Dental surgery encompasses any medical procedure that alters your teeth, gums or jaw bones artificially. Common procedures include crowns (caps) for dead or problem teeth to strengthen them further; veneers used purely cosmetic reasons; and bridges that replace missing ones.best dental clinic in jeddah

Other oral surgeries include extractions, corrective jaw surgery to better align misalignments in the jaws, biopsies of suspicious lesions within the mouth, bone grafts and implant surgery.

Dental surgery may be performed under various anesthetic methods, including sedation, local anesthesia, intravenous (IV) anesthesia or general anesthesia. Your surgeon will discuss all available options with you so you can make an informed decision regarding which option will work best for you.

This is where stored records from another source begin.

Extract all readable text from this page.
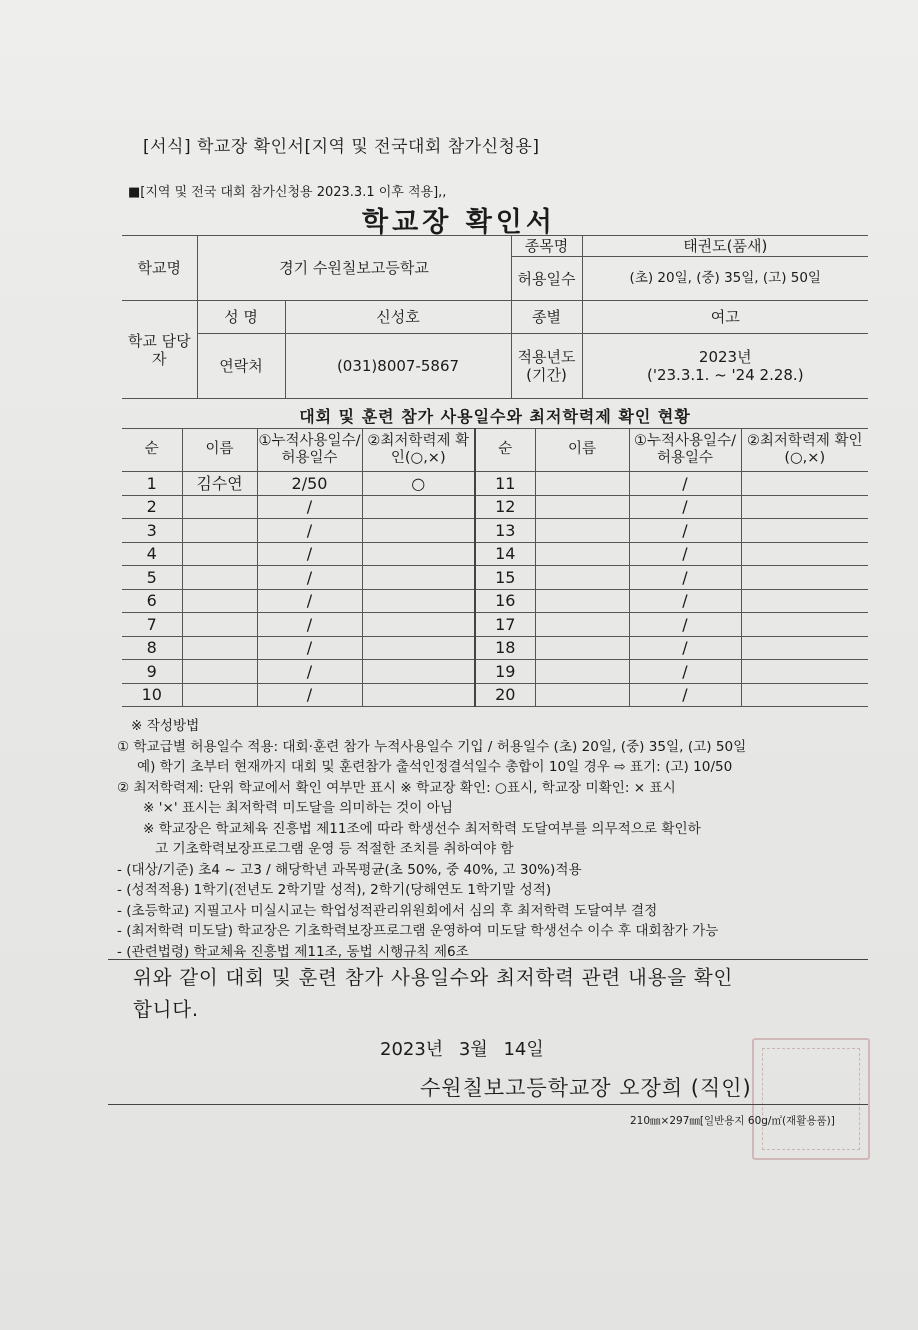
[서식] 학교장 확인서[지역 및 전국대회 참가신청용]
■[지역 및 전국 대회 참가신청용 2023.3.1 이후 적용],,
학교장 확인서
학교명	경기 수원칠보고등학교		종목명	태권도(품새)
			허용일수	(초) 20일, (중) 35일, (고) 50일
학교 담당자	성 명	신성호	종별	여고
	연락처	(031)8007-5867	적용년도 (기간)	2023년
('23.3.1. ~ '24 2.28.)
대회 및 훈련 참가 사용일수와 최저학력제 확인 현황
순	이름	①누적사용일수/허용일수	②최저학력제 확인(○,×)	순	이름	①누적사용일수/허용일수	②최저학력제 확인(○,×)
1	김수연	2/50	○	11		/	
2		/		12		/	
3		/		13		/	
4		/		14		/	
5		/		15		/	
6		/		16		/	
7		/		17		/	
8		/		18		/	
9		/		19		/	
10		/		20		/	
※ 작성방법
① 학교급별 허용일수 적용: 대회·훈련 참가 누적사용일수 기입 / 허용일수 (초) 20일, (중) 35일, (고) 50일
예) 학기 초부터 현재까지 대회 및 훈련참가 출석인정결석일수 총합이 10일 경우 ⇨ 표기: (고) 10/50
② 최저학력제: 단위 학교에서 확인 여부만 표시 ※ 학교장 확인: ○표시, 학교장 미확인: × 표시
※ '×' 표시는 최저학력 미도달을 의미하는 것이 아님
※ 학교장은 학교체육 진흥법 제11조에 따라 학생선수 최저학력 도달여부를 의무적으로 확인하
고 기초학력보장프로그램 운영 등 적절한 조치를 취하여야 함
- (대상/기준) 초4 ~ 고3 / 해당학년 과목평균(초 50%, 중 40%, 고 30%)적용
- (성적적용) 1학기(전년도 2학기말 성적), 2학기(당해연도 1학기말 성적)
- (초등학교) 지필고사 미실시교는 학업성적관리위원회에서 심의 후 최저학력 도달여부 결정
- (최저학력 미도달) 학교장은 기초학력보장프로그램 운영하여 미도달 학생선수 이수 후 대회참가 가능
- (관련법령) 학교체육 진흥법 제11조, 동법 시행규칙 제6조
위와 같이 대회 및 훈련 참가 사용일수와 최저학력 관련 내용을 확인
합니다.
2023년 3월 14일
수원칠보고등학교장 오장희 (직인)
210㎜×297㎜[일반용지 60g/㎡(재활용품)]
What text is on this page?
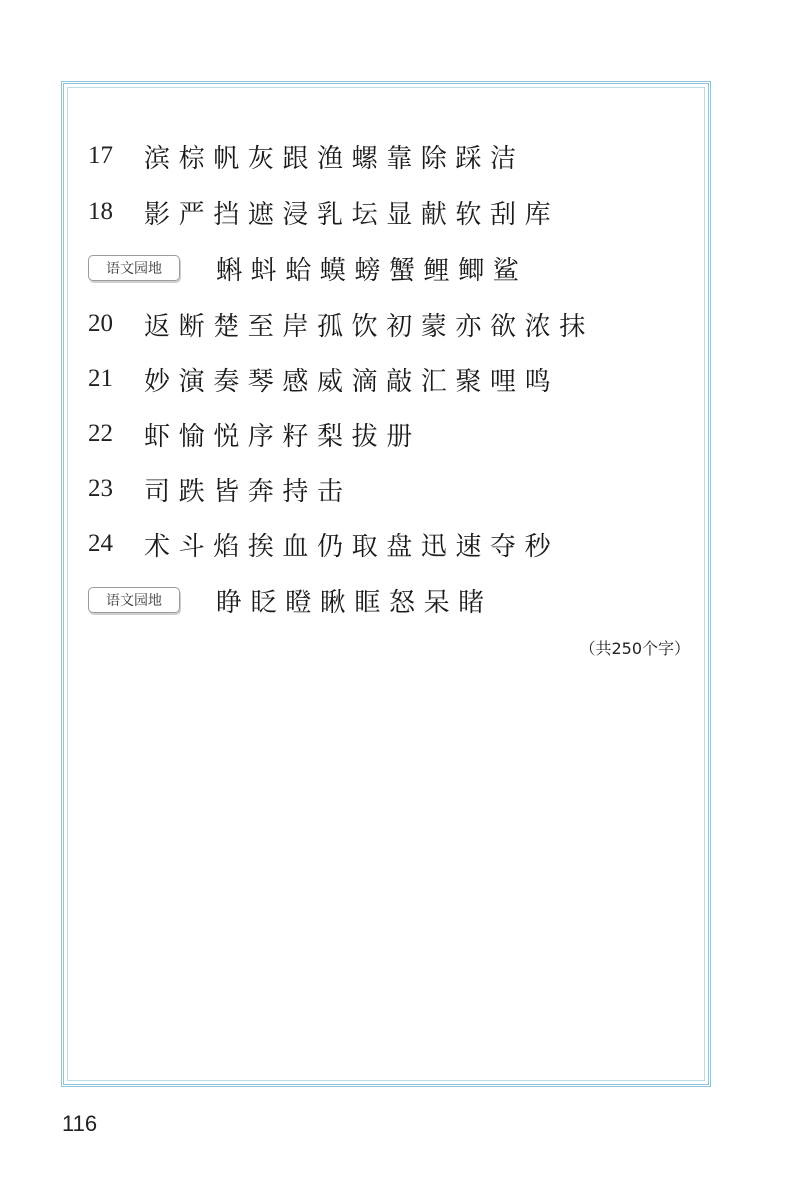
17	滨棕帆灰跟渔螺靠除踩洁
18	影严挡遮浸乳坛显献软刮库
语文园地	蝌蚪蛤蟆螃蟹鲤鲫鲨
20	返断楚至岸孤饮初蒙亦欲浓抹
21	妙演奏琴感威滴敲汇聚哩鸣
22	虾愉悦序籽梨拔册
23	司跌皆奔持击
24	术斗焰挨血仍取盘迅速夺秒
语文园地	睁眨瞪瞅眶怒呆睹
（共250个字）
116
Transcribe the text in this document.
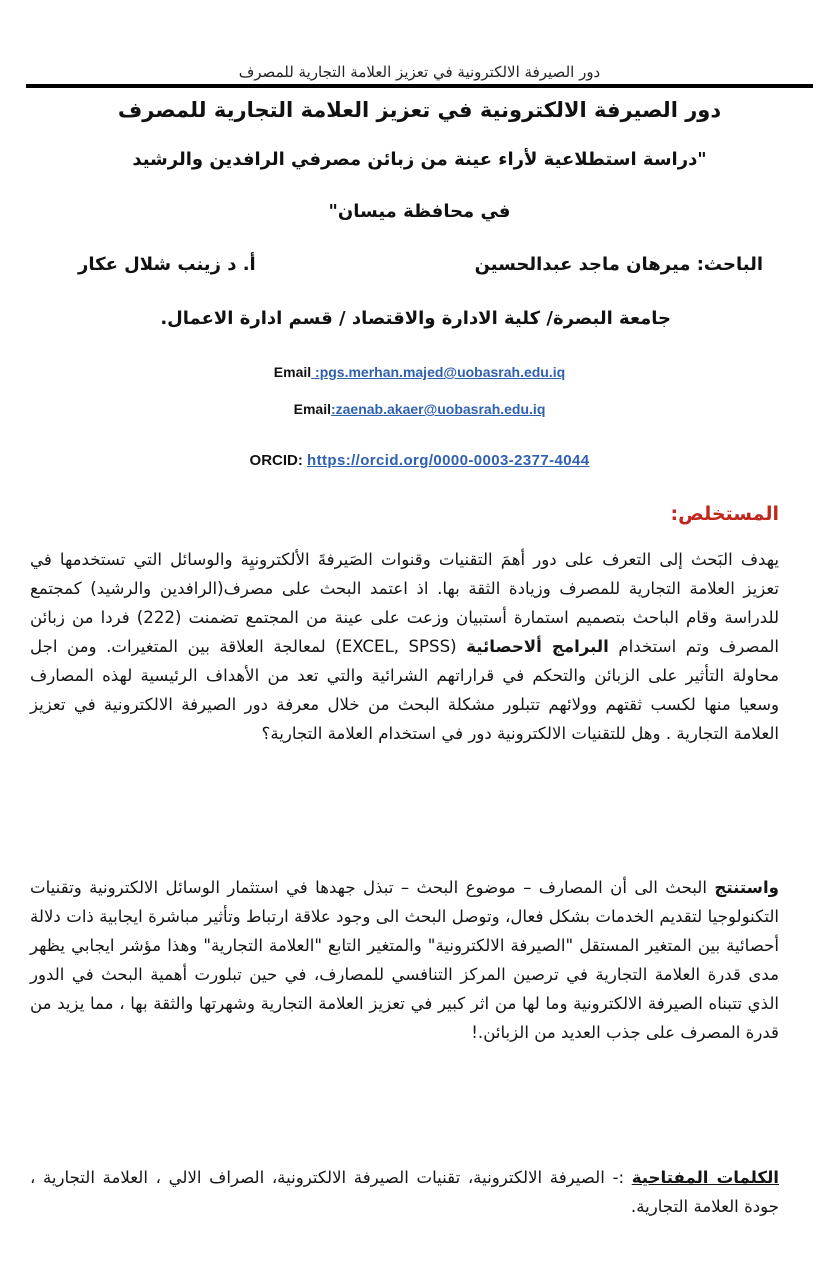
دور الصيرفة الالكترونية في تعزيز العلامة التجارية للمصرف
دور الصيرفة الالكترونية في تعزيز العلامة التجارية للمصرف
"دراسة استطلاعية لأراء عينة من زبائن مصرفي الرافدين والرشيد
في محافظة ميسان"
الباحث: ميرهان ماجد عبدالحسين
أ. د زينب شلال عكار
جامعة البصرة/ كلية الادارة والاقتصاد / قسم ادارة الاعمال.
Email :pgs.merhan.majed@uobasrah.edu.iq
Email:zaenab.akaer@uobasrah.edu.iq
ORCID: https://orcid.org/0000-0003-2377-4044
المستخلص:
يهدف البَحث إلى التعرف على دور أهمَ التقنيات وقنوات الصَيرفةَ الألكترونيِة والوسائل التي تستخدمها في تعزيز العلامة التجارية للمصرف وزيادة الثقة بها. اذ اعتمد البحث على مصرف(الرافدين والرشيد) كمجتمع للدراسة وقام الباحث بتصميم استمارة أستبيان وزعت على عينة من المجتمع تضمنت (222) فردا من زبائن المصرف وتم استخدام البرامج ألاحصائية (EXCEL, SPSS) لمعالجة العلاقة بين المتغيرات. ومن اجل محاولة التأثير على الزبائن والتحكم في قراراتهم الشرائية والتي تعد من الأهداف الرئيسية لهذه المصارف وسعيا منها لكسب ثقتهم وولائهم تتبلور مشكلة البحث من خلال معرفة دور الصيرفة الالكترونية في تعزيز العلامة التجارية . وهل للتقنيات الالكترونية دور في استخدام العلامة التجارية؟
واستنتج البحث الى أن المصارف – موضوع البحث – تبذل جهدها في استثمار الوسائل الالكترونية وتقنيات التكنولوجيا لتقديم الخدمات بشكل فعال، وتوصل البحث الى وجود علاقة ارتباط وتأثير مباشرة ايجابية ذات دلالة أحصائية بين المتغير المستقل "الصيرفة الالكترونية" والمتغير التابع "العلامة التجارية" وهذا مؤشر ايجابي يظهر مدى قدرة العلامة التجارية في ترصين المركز التنافسي للمصارف، في حين تبلورت أهمية البحث في الدور الذي تتبناه الصيرفة الالكترونية وما لها من اثر كبير في تعزيز العلامة التجارية وشهرتها والثقة بها ، مما يزيد من قدرة المصرف على جذب العديد من الزبائن.!
الكلمات المفتاحية :- الصيرفة الالكترونية، تقنيات الصيرفة الالكترونية، الصراف الالي ، العلامة التجارية ، جودة العلامة التجارية.
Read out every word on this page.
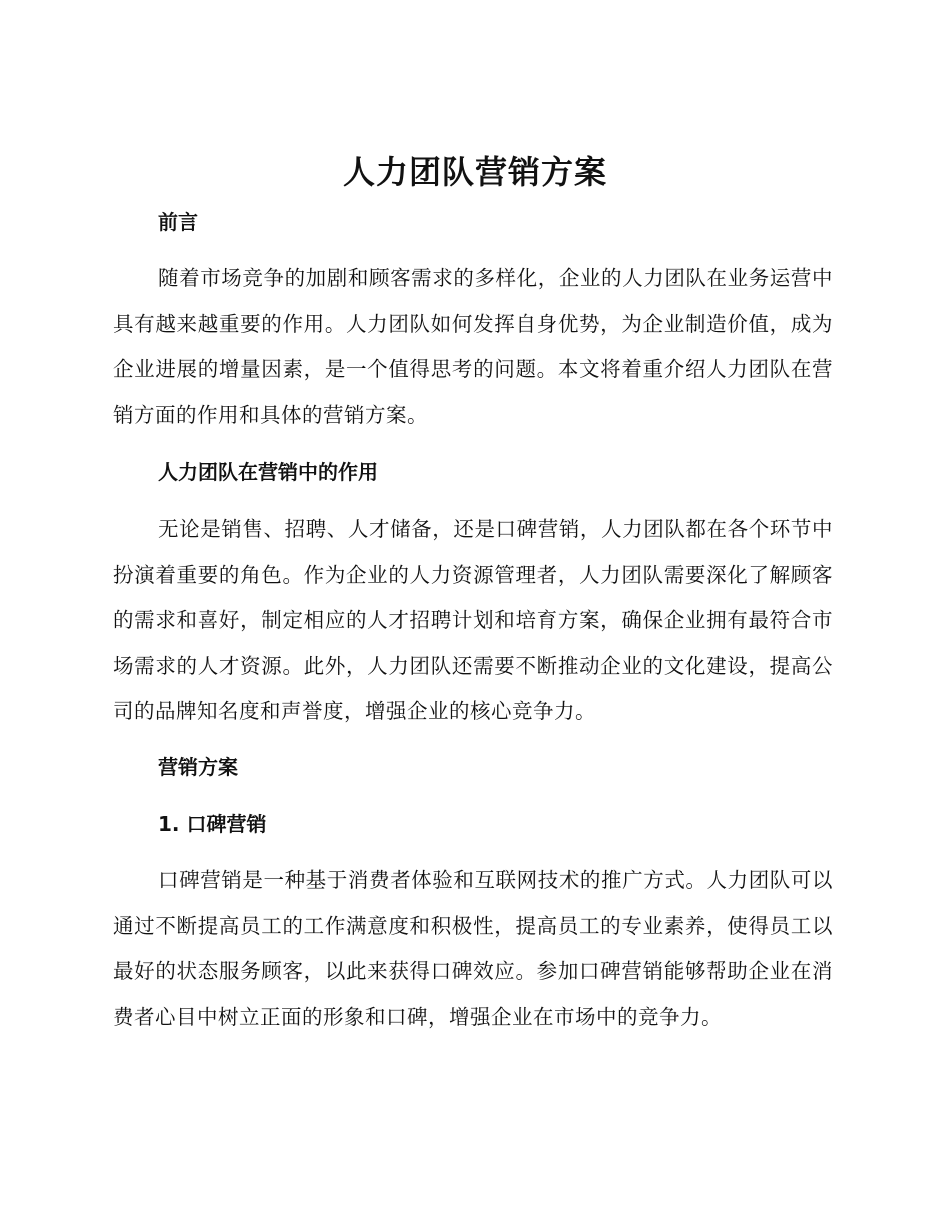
人力团队营销方案
前言

随着市场竞争的加剧和顾客需求的多样化，企业的人力团队在业务运营中具有越来越重要的作用。人力团队如何发挥自身优势，为企业制造价值，成为企业进展的增量因素，是一个值得思考的问题。本文将着重介绍人力团队在营销方面的作用和具体的营销方案。

人力团队在营销中的作用

无论是销售、招聘、人才储备，还是口碑营销，人力团队都在各个环节中扮演着重要的角色。作为企业的人力资源管理者，人力团队需要深化了解顾客的需求和喜好，制定相应的人才招聘计划和培育方案，确保企业拥有最符合市场需求的人才资源。此外，人力团队还需要不断推动企业的文化建设，提高公司的品牌知名度和声誉度，增强企业的核心竞争力。

营销方案
1. 口碑营销

口碑营销是一种基于消费者体验和互联网技术的推广方式。人力团队可以通过不断提高员工的工作满意度和积极性，提高员工的专业素养，使得员工以最好的状态服务顾客，以此来获得口碑效应。参加口碑营销能够帮助企业在消费者心目中树立正面的形象和口碑，增强企业在市场中的竞争力。
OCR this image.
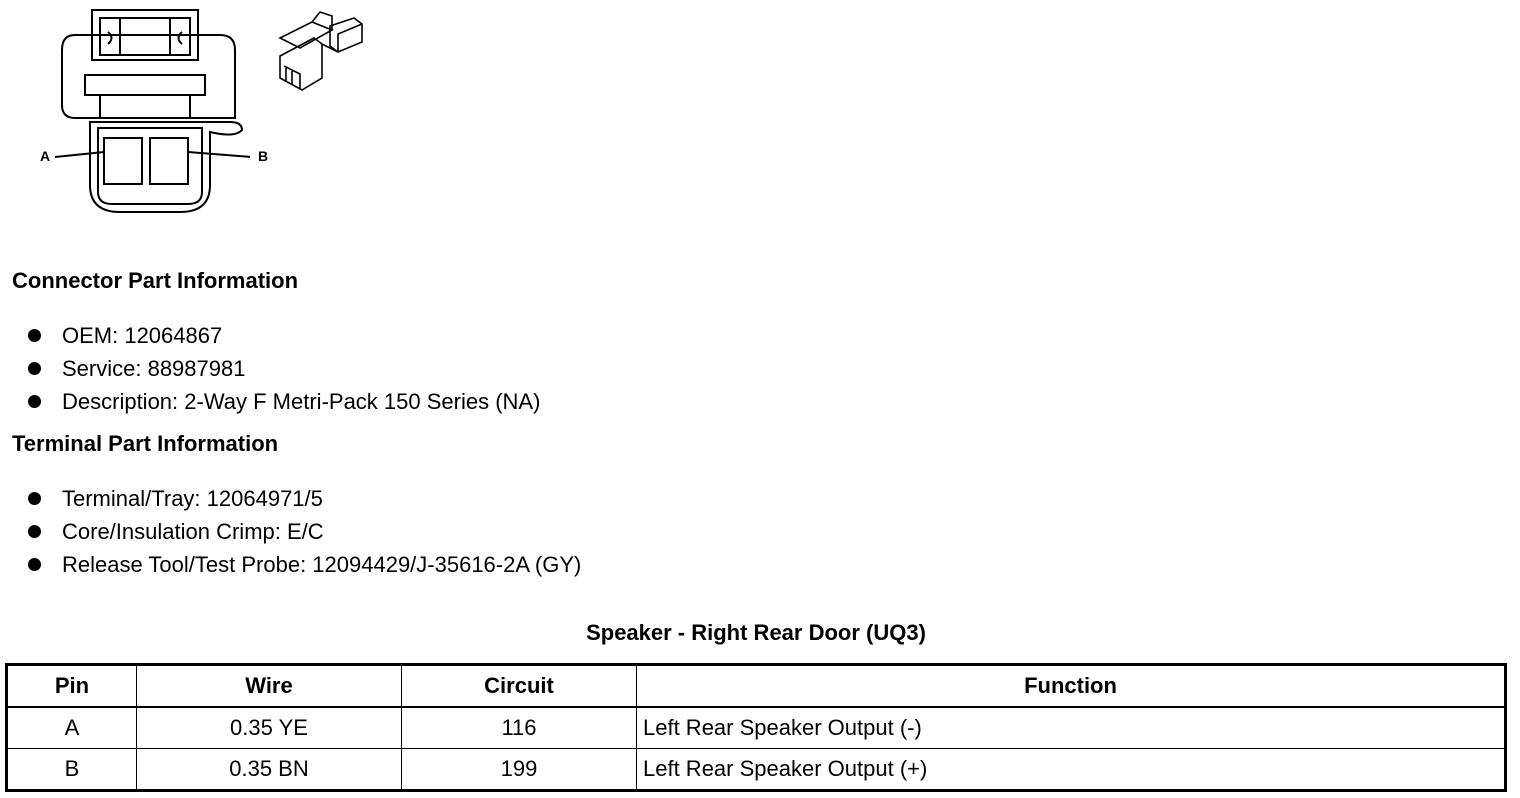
A	B
Connector Part Information
OEM: 12064867
Service: 88987981
Description: 2-Way F Metri-Pack 150 Series (NA)
Terminal Part Information
Terminal/Tray: 12064971/5
Core/Insulation Crimp: E/C
Release Tool/Test Probe: 12094429/J-35616-2A (GY)
Speaker - Right Rear Door (UQ3)
Pin	Wire	Circuit	Function
A	0.35 YE	116	Left Rear Speaker Output (-)
B	0.35 BN	199	Left Rear Speaker Output (+)
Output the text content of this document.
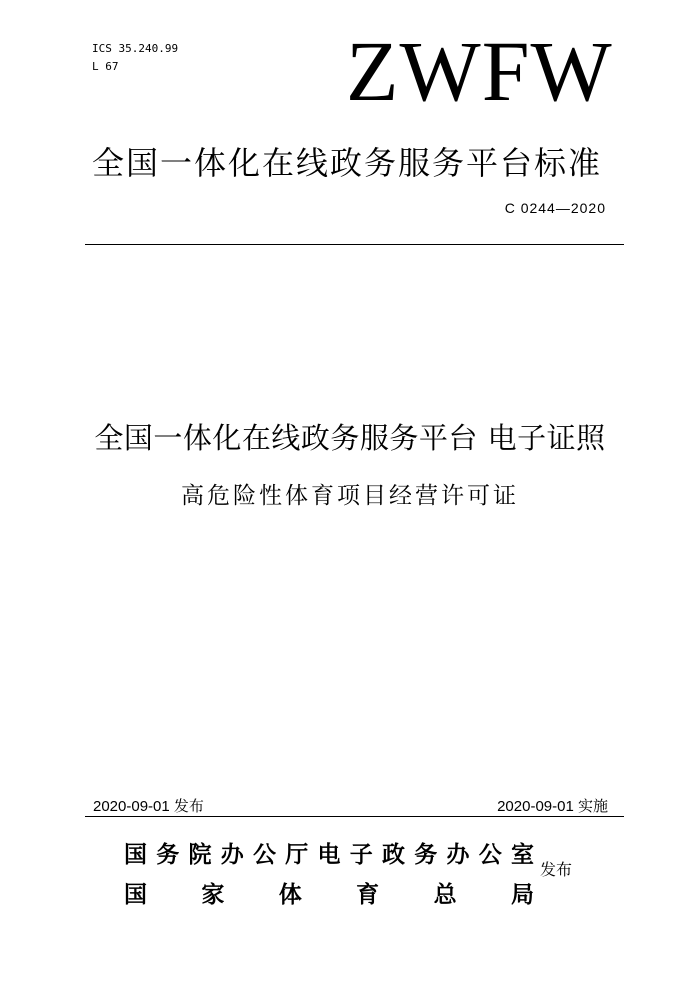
ICS 35.240.99
L 67	ZWFW
全国一体化在线政务服务平台标准
C 0244—2020
全国一体化在线政务服务平台 电子证照
高危险性体育项目经营许可证
2020-09-01 发布	2020-09-01 实施
国 务 院 办 公 厅 电 子 政 务 办 公 室
国 家 体 育 总 局
发布
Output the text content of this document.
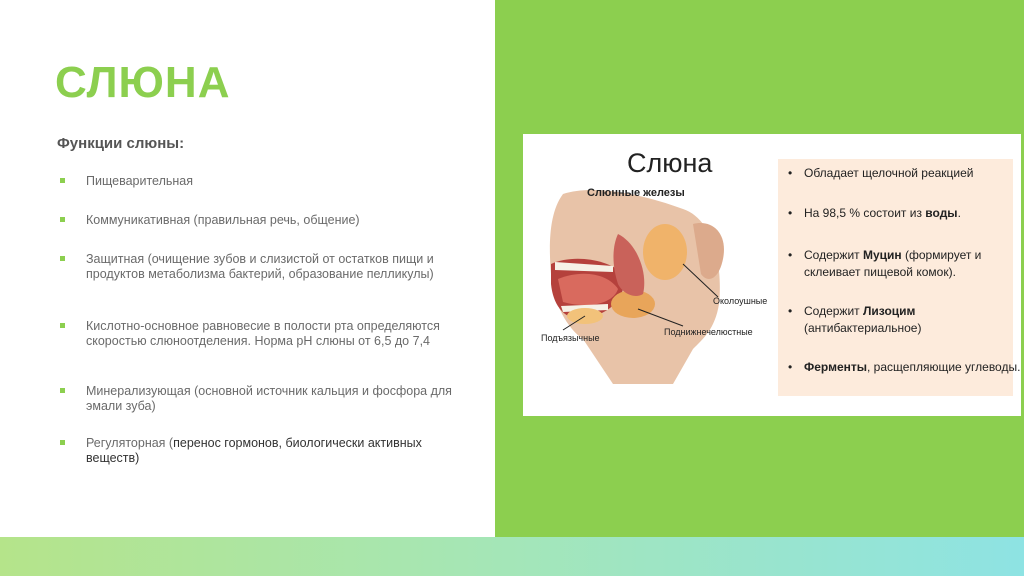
СЛЮНА
Функции слюны:
Пищеварительная
Коммуникативная (правильная речь, общение)
Защитная (очищение зубов и слизистой от остатков пищи и продуктов метаболизма бактерий, образование пелликулы)
Кислотно-основное равновесие в полости рта определяются скоростью слюноотделения. Норма pH слюны от 6,5 до 7,4
Минерализующая (основной источник кальция и фосфора для эмали зуба)
Регуляторная (перенос гормонов, биологически активных веществ)
Слюна
Слюнные железы
Околоушные
Подъязычные
Поднижнечелюстные
• Обладает щелочной реакцией
• На 98,5 % состоит из воды.
• Содержит Муцин (формирует и склеивает пищевой комок).
• Содержит Лизоцим (антибактериальное)
• Ферменты, расщепляющие углеводы.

If you are receiving either sedation or general anesthesia, your dentist may ask that the night prior to surgery you do not consume anything including water; this helps minimize aspiration risks that can occur when anesthesia drugs enter your lungs rather than stomach.

Your oral surgery recovery requires someone else’s transportation as the anesthetic may leave you weak or dizzy, such as a friend, family member or taxi. After surgery you’ll likely require soft food that doesn’t require much chewing; try and plan ahead so that food and fluids are ready and waiting when needed so you can focus on relaxing and recovering instead of trying to drive home alone.

Prior to surgery, your dentist will give a list of pre-op instructions that must be strictly adhered to for a smooth experience and post-surgery recovery. Be sure to stock up on liquids and soft foods so you won’t become hungry during recovery; arrange transportation home after the procedure since sedation will likely be involved as well as arrange someone who will drive you home afterward.

At oral surgery, sedation may be given depending on your specific needs and procedure type. This will make you comfortable during surgery so you won’t experience pain – an essential step toward avoiding complications like infection and dry socket formation, both major causes of post-procedure discomfort due to disruption of blood clots formed during dental procedures. With proper aftercare instructions in place, infections and dry sockets can easily be avoided.

Most dental surgeries are minimally invasive, and most patients can return to their daily activities within two or three days after surgery. By this point, most of the bleeding, pain and swelling should have subsided; any stitches placed may dissolve on their own at this time as well.

Within 24 hours after surgery, it is normal for patients’ mouth and faces to become swollen, with blood still flowing freely to surgical areas; to reduce this swelling and relieve any related discomfort or pain, they should rest with their head elevated on pillows in order to slow the bloodflow towards these sites and minimize pain and swelling.

Over-the-counter and prescription pain relievers may help manage discomfort; if this fails to do the trick, contact your oral surgeon or dentist immediately. Stay alert for signs of infection like fever or pus formation, difficulty breathing or swallowing as these require prompt medical intervention.
Follow-up care

Care you receive following surgery will play an integral part in how well it heals. While discomfort and swelling may occur depending on your specific circumstances, this can be managed effectively by following the instructions from your dentist.

Oozing of blood following procedures is common and should stop within several hours following completion. To address it, place small rolls of gauze over the area while biting firmly for around an hour to help the bleeding to stop; if bleeding persists please notify our office.

Resting and limiting strenuous activity after surgery will help decrease pain and swelling, as well as keep your head elevated as much as possible with pillows or other means. Furthermore, it’s crucial that no spitting, straw use or poking occur as this could dislodge clots from healing properly and increase risk for infections or dry sockets.